Captain Healy and Reverend Jackson became allies of a sort. During visits to Siberia (across the Bering Sea from the Alaskan coast), Healy had observed that the Chukchi people in the remote Asian area had domesticated reindeer and used them for food, travel, and clothing. With the reductions in the seal and whale populations which had arisen from growing commercial fishing activities, and to aid Eskimos for transportation, Reverend Jackson and Captain Healy made numerous trips into Siberia and helped import nearly 1,300 reindeer to bolster the livelihoods of Native people. These became valuable tools in the provision of food, clothing and other necessities for Native peoples. This work was noted in the New York Sun newspaper in 1894.

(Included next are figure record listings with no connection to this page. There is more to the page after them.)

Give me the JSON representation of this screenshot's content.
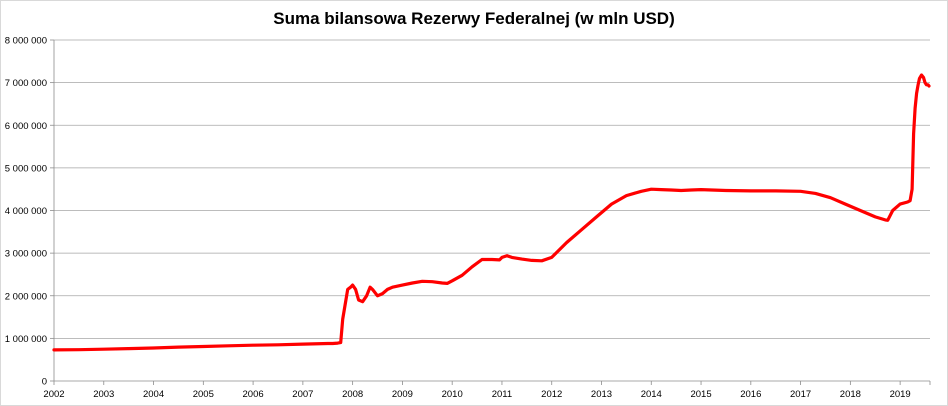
{
  "chart_data": {
    "type": "line",
    "title": "Suma bilansowa Rezerwy Federalnej (w mln USD)",
    "xlabel": "",
    "ylabel": "",
    "ylim": [
      0,
      8000000
    ],
    "xlim": [
      2002,
      2019.6
    ],
    "grid": true,
    "legend": "none",
    "y_ticks": [
      0,
      1000000,
      2000000,
      3000000,
      4000000,
      5000000,
      6000000,
      7000000,
      8000000
    ],
    "y_tick_labels": [
      "0",
      "1 000 000",
      "2 000 000",
      "3 000 000",
      "4 000 000",
      "5 000 000",
      "6 000 000",
      "7 000 000",
      "8 000 000"
    ],
    "x_ticks": [
      2002,
      2003,
      2004,
      2005,
      2006,
      2007,
      2008,
      2009,
      2010,
      2011,
      2012,
      2013,
      2014,
      2015,
      2016,
      2017,
      2018,
      2019
    ],
    "x_tick_labels": [
      "2002",
      "2003",
      "2004",
      "2005",
      "2006",
      "2007",
      "2008",
      "2009",
      "2010",
      "2011",
      "2012",
      "2013",
      "2014",
      "2015",
      "2016",
      "2017",
      "2018",
      "2019"
    ],
    "colors": {
      "line": "#ff0000",
      "grid": "#a6a6a6",
      "axis": "#8c8c8c"
    },
    "series": [
      {
        "x": [
          2002.0,
          2002.5,
          2003.0,
          2003.5,
          2004.0,
          2004.5,
          2005.0,
          2005.5,
          2006.0,
          2006.5,
          2007.0,
          2007.5,
          2007.6,
          2007.7,
          2007.76,
          2007.8,
          2007.9,
          2007.96,
          2008.0,
          2008.06,
          2008.12,
          2008.2,
          2008.28,
          2008.35,
          2008.4,
          2008.5,
          2008.6,
          2008.7,
          2008.8,
          2009.0,
          2009.2,
          2009.4,
          2009.6,
          2009.8,
          2009.9,
          2010.0,
          2010.2,
          2010.4,
          2010.6,
          2010.8,
          2010.95,
          2011.0,
          2011.1,
          2011.2,
          2011.4,
          2011.6,
          2011.8,
          2012.0,
          2012.3,
          2012.6,
          2012.9,
          2013.2,
          2013.5,
          2013.8,
          2014.0,
          2014.2,
          2014.4,
          2014.6,
          2014.8,
          2015.0,
          2015.5,
          2016.0,
          2016.5,
          2017.0,
          2017.3,
          2017.6,
          2017.9,
          2018.2,
          2018.5,
          2018.7,
          2018.75,
          2018.85,
          2019.0,
          2019.15,
          2019.2,
          2019.24,
          2019.27,
          2019.3,
          2019.33,
          2019.36,
          2019.39,
          2019.43,
          2019.47,
          2019.5,
          2019.53,
          2019.56,
          2019.58
        ],
        "values": [
          730000,
          735000,
          745000,
          760000,
          775000,
          795000,
          810000,
          825000,
          840000,
          850000,
          865000,
          880000,
          880000,
          890000,
          900000,
          1450000,
          2150000,
          2200000,
          2250000,
          2150000,
          1900000,
          1860000,
          2000000,
          2200000,
          2150000,
          2000000,
          2050000,
          2150000,
          2200000,
          2250000,
          2300000,
          2340000,
          2330000,
          2300000,
          2290000,
          2350000,
          2480000,
          2680000,
          2850000,
          2850000,
          2840000,
          2900000,
          2940000,
          2900000,
          2860000,
          2830000,
          2820000,
          2900000,
          3250000,
          3550000,
          3850000,
          4150000,
          4350000,
          4450000,
          4500000,
          4490000,
          4480000,
          4470000,
          4480000,
          4490000,
          4470000,
          4460000,
          4460000,
          4450000,
          4400000,
          4300000,
          4150000,
          4000000,
          3850000,
          3780000,
          3770000,
          4000000,
          4150000,
          4200000,
          4230000,
          4500000,
          5800000,
          6400000,
          6750000,
          6950000,
          7100000,
          7180000,
          7120000,
          7000000,
          6950000,
          6950000,
          6920000
        ]
      }
    ]
  }
}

While Captain Healy was more of a law enforcement officer, Jackson was a humanitarian. Convinced that Americanization was the key to their future, Jackson actively discouraged the use of indigenous languages, traditional cultures and spiritualities. Because he was worried that Native cultures would vanish with no records of their past (a process which ironically his own educational efforts would accelerate), he collected artifacts from those cultures on his many trips throughout the region.

Jackson believed that political means would further his goals for the Alaskan people. He became a close friend of U.S. President Benjamin Harrison. He worked toward the passage of the Organic Act of 1884, which ensured that Alaska would begin to set up a judicial system and receive aid for education. As a result, Sheldon Jackson became the First General Agent of Education in Alaska.